Re: [PATCH v2] PCI: pciehp: Fix hotplug on Catlow Lake with unreliable PME status
From: Rafael J. Wysocki
Date: Tue Feb 17 2026 - 13:08:44 EST
On Tue, Feb 17, 2026 at 5:54 PM Kuppuswamy Sathyanarayanan
<sathyanarayanan.kuppuswamy@xxxxxxxxxxxxxxx> wrote:
>
> Hi Rafael,
>
> On 2/13/2026 3:14 PM, Kuppuswamy Sathyanarayanan wrote:
> > On Intel Catlow Lake platforms, PCH PCIe root ports do not reliably
> > update PME status registers (PME Status and PME Requester_ID in the
> > Root Status register) during D3hot to D0 transitions, even though PME
> > interrupts are delivered correctly.
> >
> > This issue manifests during PCIe hotplug operations as follows:
> >
> > 1. After a hot-remove event, the PCIe port transitions to D3hot and
> > the hotplug interrupt enable (HPIE) flag is disabled as the port
> > enters low power state.
> >
> > 2. When a hot-add occurs while the port is in D3hot, a PME interrupt
> > fires as expected to wake the port.
> >
> > 3. However, the PME interrupt handler finds the PME_Status and
> > PME_Requester_ID registers unpopulated, preventing identification
> > of which device triggered the PME. The handler returns IRQ_NONE,
> > leaving the port in D3hot.
I think that you mean the
if (PCI_POSSIBLE_ERROR(rtsta) || !(rtsta & PCI_EXP_RTSTA_PME))
check in pcie_pme_irq(). Or do you mean something else?
An alternative workaround might be to add a (new) "always poll PME"

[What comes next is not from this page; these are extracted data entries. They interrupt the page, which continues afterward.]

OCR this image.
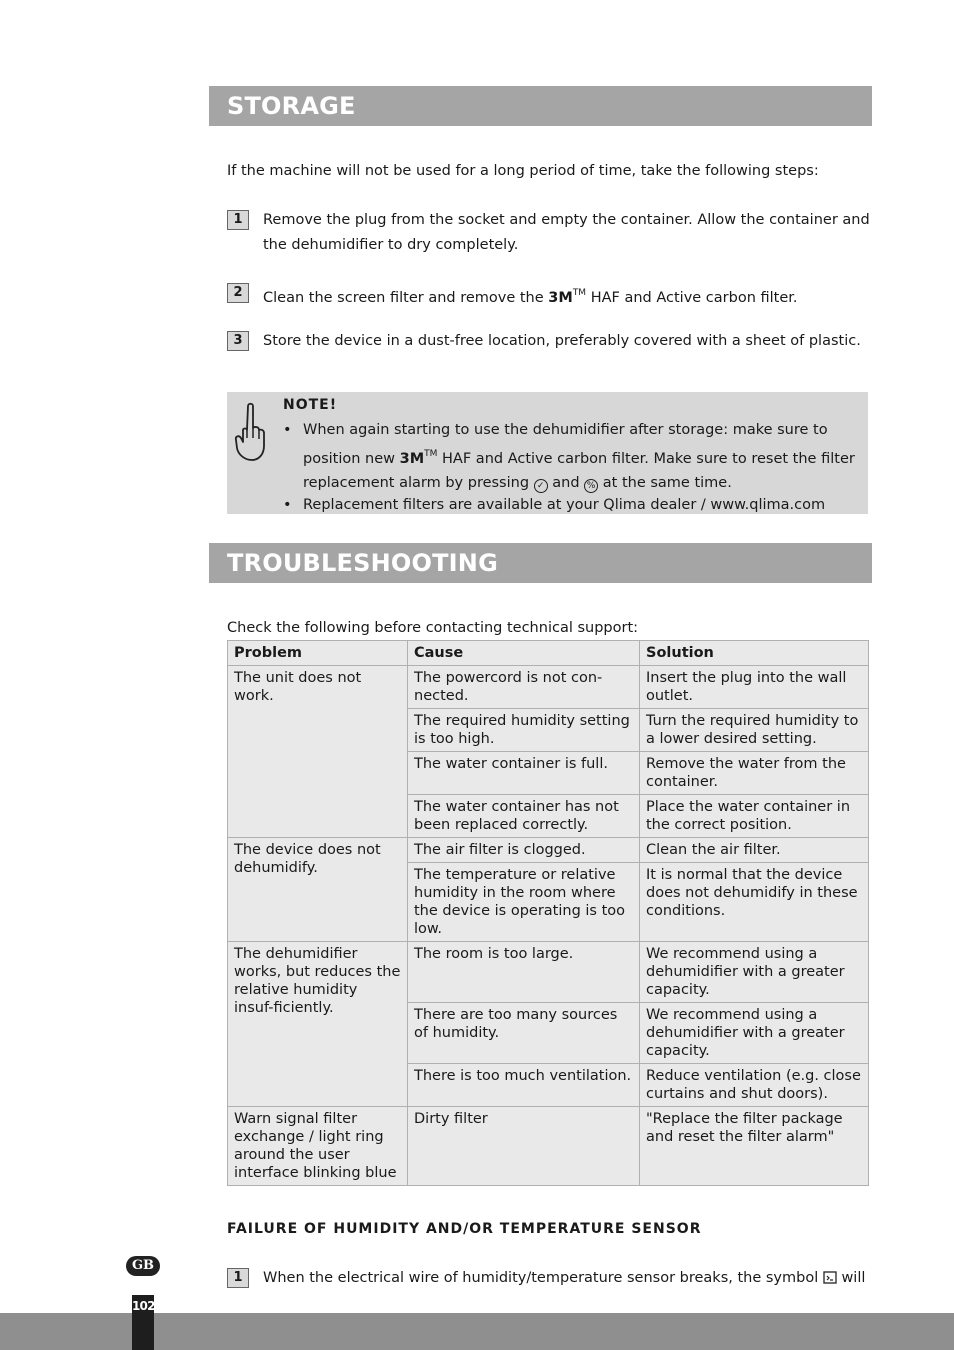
STORAGE
If the machine will not be used for a long period of time, take the following steps:
1	Remove the plug from the socket and empty the container. Allow the container and the dehumidifier to dry completely.
2	Clean the screen filter and remove the 3M™ HAF and Active carbon filter.
3	Store the device in a dust-free location, preferably covered with a sheet of plastic.
NOTE!
• When again starting to use the dehumidifier after storage: make sure to position new 3M™ HAF and Active carbon filter. Make sure to reset the filter replacement alarm by pressing ✓ and % at the same time.
• Replacement filters are available at your Qlima dealer / www.qlima.com
TROUBLESHOOTING
Check the following before contacting technical support:
Problem	Cause	Solution
The unit does not work.	The powercord is not con-nected.	Insert the plug into the wall outlet.
	The required humidity setting is too high.	Turn the required humidity to a lower desired setting.
	The water container is full.	Remove the water from the container.
	The water container has not been replaced correctly.	Place the water container in the correct position.
The device does not dehumidify.	The air filter is clogged.	Clean the air filter.
	The temperature or relative humidity in the room where the device is operating is too low.	It is normal that the device does not dehumidify in these conditions.
The dehumidifier works, but reduces the relative humidity insuf-ficiently.	The room is too large.	We recommend using a dehumidifier with a greater capacity.
	There are too many sources of humidity.	We recommend using a dehumidifier with a greater capacity.
	There is too much ventilation.	Reduce ventilation (e.g. close curtains and shut doors).
Warn signal filter exchange / light ring around the user interface blinking blue	Dirty filter	"Replace the filter package and reset the filter alarm"
FAILURE OF HUMIDITY AND/OR TEMPERATURE SENSOR
1	When the electrical wire of humidity/temperature sensor breaks, the symbol  will
GB
102
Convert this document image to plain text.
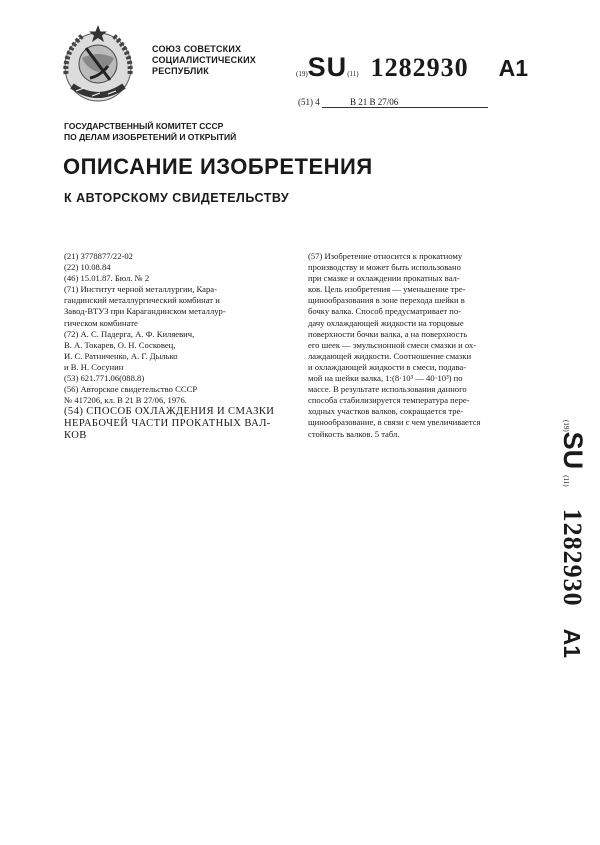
СОЮЗ СОВЕТСКИХ
СОЦИАЛИСТИЧЕСКИХ
РЕСПУБЛИК	(19) SU (11) 1282930 A1
(51) 4	В 21 В 27/06
ГОСУДАРСТВЕННЫЙ КОМИТЕТ СССР
ПО ДЕЛАМ ИЗОБРЕТЕНИЙ И ОТКРЫТИЙ
ОПИСАНИЕ ИЗОБРЕТЕНИЯ
К АВТОРСКОМУ СВИДЕТЕЛЬСТВУ
(21) 3778877/22-02
(22) 10.08.84
(46) 15.01.87. Бюл. № 2
(71) Институт черной металлургии, Кара-
гандинский металлургический комбинат и
Завод-ВТУЗ при Карагандинском металлур-
гическом комбинате
(72) А. С. Падерга, А. Ф. Киляевич,
В. А. Токарев, О. Н. Сосковец,
И. С. Ратниченко, А. Г. Дылько
и В. Н. Сосунин
(53) 621.771.06(088.8)
(56) Авторское свидетельство СССР
№ 417206, кл. В 21 В 27/06, 1976.
(54) СПОСОБ ОХЛАЖДЕНИЯ И СМАЗКИ
НЕРАБОЧЕЙ ЧАСТИ ПРОКАТНЫХ ВАЛ-
КОВ
(57) Изобретение относится к прокатному
производству и может быть использовано
при смазке и охлаждении прокатных вал-
ков. Цель изобретения — уменьшение тре-
щинообразования в зоне перехода шейки в
бочку валка. Способ предусматривает по-
дачу охлаждающей жидкости на торцовые
поверхности бочки валка, а на поверхность
его шеек — эмульсионной смеси смазки и ох-
лаждающей жидкости. Соотношение смазки
и охлаждающей жидкости в смеси, подава-
мой на шейки валка, 1:(8·10³ — 40·10³) по
массе. В результате использования данного
способа стабилизируется температура пере-
ходных участков валков, сокращается тре-
щинообразование, в связи с чем увеличивается
стойкость валков. 5 табл.
(19)
SU
(11)
1282930
A1
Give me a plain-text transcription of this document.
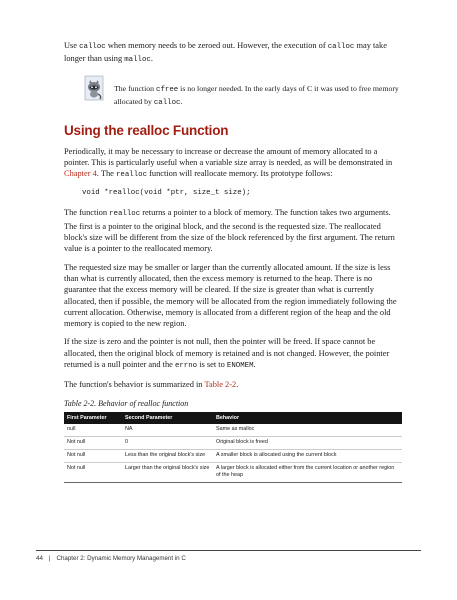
Use calloc when memory needs to be zeroed out. However, the execution of calloc may take longer than using malloc.

The function cfree is no longer needed. In the early days of C it was used to free memory allocated by calloc.

Using the realloc Function

Periodically, it may be necessary to increase or decrease the amount of memory allocated to a pointer. This is particularly useful when a variable size array is needed, as will be demonstrated in Chapter 4. The realloc function will reallocate memory. Its prototype follows:

void *realloc(void *ptr, size_t size);

The function realloc returns a pointer to a block of memory. The function takes two arguments. The first is a pointer to the original block, and the second is the requested size. The reallocated block's size will be different from the size of the block referenced by the first argument. The return value is a pointer to the reallocated memory.

The requested size may be smaller or larger than the currently allocated amount. If the size is less than what is currently allocated, then the excess memory is returned to the heap. There is no guarantee that the excess memory will be cleared. If the size is greater than what is currently allocated, then if possible, the memory will be allocated from the region immediately following the current allocation. Otherwise, memory is allocated from a different region of the heap and the old memory is copied to the new region.

If the size is zero and the pointer is not null, then the pointer will be freed. If space cannot be allocated, then the original block of memory is retained and is not changed. However, the pointer returned is a null pointer and the errno is set to ENOMEM.

The function's behavior is summarized in Table 2-2.

Table 2-2. Behavior of realloc function
First Parameter	Second Parameter	Behavior
null	NA	Same as malloc
Not null	0	Original block is freed
Not null	Less than the original block's size	A smaller block is allocated using the current block
Not null	Larger than the original block's size	A larger block is allocated either from the current location or another region of the heap
44 | Chapter 2: Dynamic Memory Management in C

flag for the port in question that will cause it to go to pci_pme_list
in pci_pme_active() every time wakeup is enabled (essentially, an
override for pme_poll clearing).
> > 4. Because the port remains in D3hot with HPIE disabled, the hotplug
> > driver ignores the hot-add event, resulting in the newly inserted
> > device not being recognized.
> >
> > The PME interrupt delivery mechanism itself works correctly;
> > interrupts arrive reliably. The problem is purely the missing status
> > register updates. Verification via IOSF-SideBand (IOSF-SB) backdoor
> > reads confirms that these registers remain empty when the PME
> > interrupt fires. Neither BIOS nor kernel code is clearing these
> > registers.
> >
> > This issue is present in all steppings of Catlow Lake PCH and affects
> > customers in production deployments. A public hardware errata document
> > is not yet available.
> >
> > Work around this issue by disabling runtime PM for affected ports,
> > keeping them in D0 during runtime operation. This ensures hotplug
> > events are handled via direct interrupts rather than relying on
> > unreliable PME-based wakeup.
> >
> > During system suspend/resume, PCIe ports are resumed unconditionally
> > when coming out of system sleep due to DPM_FLAG_SMART_SUSPEND set by
> > pcie_portdrv_probe(), and pciehp re-enables interrupts and checks slot
> > occupation status during resume.
> >
> > The quirk is applied only to Catlow PCH PCIe root ports (device IDs
> > 0x7a30 through 0x7a4b). Catlow CPU PCIe ports are not affected as
> > they are not hotplug-capable.
> >
> > Suggested-by: Lukas Wunner <lukas@xxxxxxxxx>
> > Signed-off-by: Kuppuswamy Sathyanarayanan <sathyanarayanan.kuppuswamy@xxxxxxxxxxxxxxx>
> > ---
>
> Could you please review this patch and let us know if calling
> pm_runtime_disable() from a PCI quirk is acceptable?
>
> The quirk keeps specific Catlow Lake PCH PCIe root ports in D0 to
> work around a hardware bug where PME status registers are not reliably
> updated during D3hot to D0 transitions, causing hotplug events to be
> missed.
>
> System suspend/resume is unaffected as DPM_FLAG_SMART_SUSPEND ensures
> ports are resumed unconditionally and pciehp checks slot occupation
> on resume.
>
>
> >
> > Changes since v1:
> > * Removed hack in hotplug driver and disabled runtime PM on affected ports.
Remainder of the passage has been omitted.